The noises are different too. There are no bird-calls or monkey howls, the big slab of road scared them away long ago, only the drone of the insects accompany the night. But now this incessant buzzing begins to lose ground to another sound, an engine chugging away down the road. A truck comes into view, its bright lights illuminating the forest on either side of the road. It comes up the hill toward them and Lan is blinded by the headlights. He looks away and the truck honks a warning as it speeds up to pass them.
A loud popping noise issues from the big vehicle. It’s happening.
Thoughts flash through his head in an instant. He is needed. It’s bandits, or rebels. They’re attacking. They’re going to kill him and take all the tourists hostage. He has to fight back; he must protect them. He turns, instinctively, raising his gun. He pulls the trigger and fires into the light. Most of the bullets careen wildly off into the jungle but a few punch into the tin sides of the truck. There is shouting from the truck. They are frightened, and speed off as fast as they can. Everything seems to stop. The sound of the gun hangs heavily in the air, echoing into the distance.

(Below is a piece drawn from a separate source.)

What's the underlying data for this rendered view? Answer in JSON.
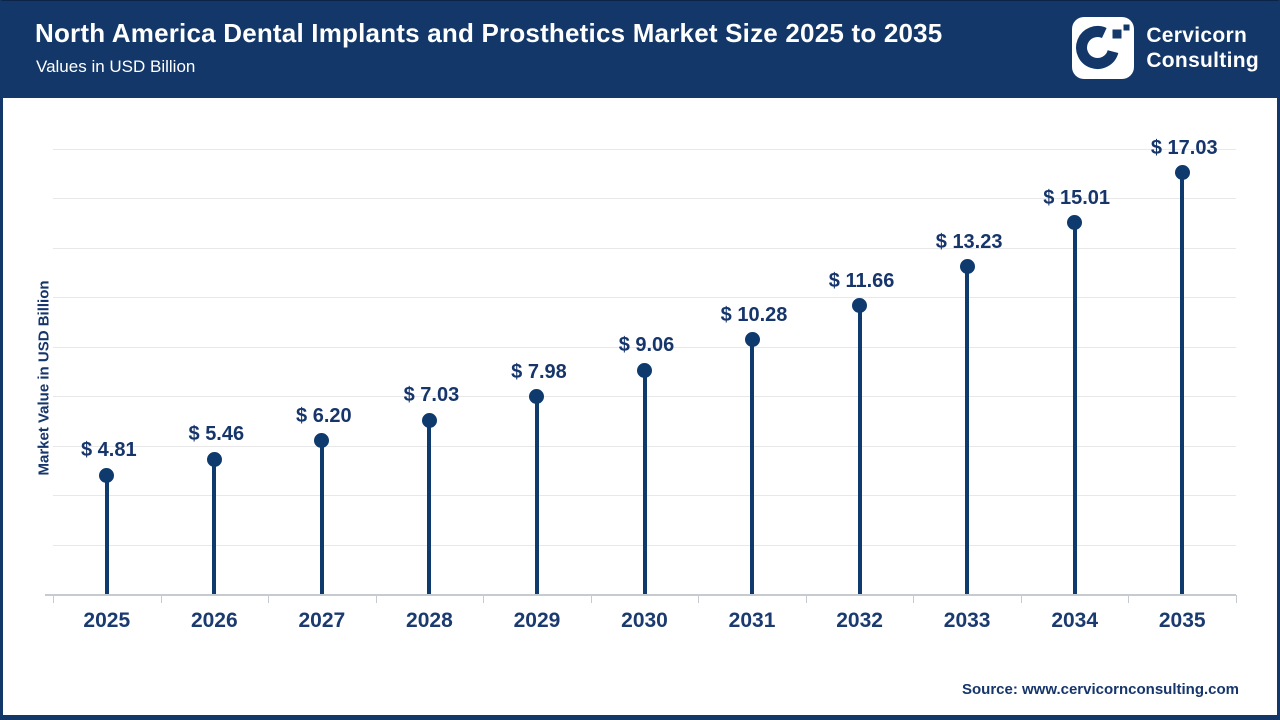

He is shaken back into the moment by the stern hand of the driver on his shoulder. Lan looks into his furious eyes and realizes what has happened. It was just the truck’s engine backfiring. All the trucks are at least ten years old. It happens all the time. He splutters out an apology but he’s drowned out by screaming passengers still inside the bus who watched the whole thing. The driver quickly leaves him and the mechanic climbs out from under the bus. The air conditioning can wait. The driver gathers all the tourists together and explains in halting, company-taught English that everything is fine, just an accident, a misfire, and that now it is time to go. They all file quickly and silently onto the bus, each of them risking a little glance at Lan standing sheepishly in the dust. Soon they are all aboard and the engine is purring to life. The driver has waited to see them all onboard. He messes with his belt, hiking up his pants and tightening it before he comes over to Lan.
“Why did you do that? It was just an old truck. The passengers are very scared now! Our customers do not pay good money for trouble like this. The bosses will fire you! Give it to me.” Lan hands him the weapon and the driver stows it with the luggage.
“I’m sorry,” Lan says, as the driver climbs aboard. He comes up and takes his seat. The bus is back on the road to Vientiane, five more hours now. The fluorescent light of the rest stop disappears as they plunge back into the dark.
He and his father were deep in the jungle hunting when it happened. The explosion had knocked Lan to the ground and left a deafening emptiness in the air. His father had stepped down on a bomb, one of a thousand live explosives lying across the countryside. It was dropped there by the Americans, in a secret war against communists that ended years before Lan was born and of which he knows nothing about. His parents never wanted to talk about the war days. He had found his father in a small clearing where all the brush was gone. He had only been half there, but Lan had tried to carry him back to the village anyway. It was hopeless. He had been very close, and the burst of the explosion was with him ceaselessly day and night for weeks afterward. Now it has returned, but this time it is quickly fading, not burned into his memory. He slumps down in his seat and thinks about going home, about telling his mother that he has lost the job. He thinks of his father, and what he might have said, but that really doesn’t matter. He puts his face against the fogged glass of the window and watches the night roll past.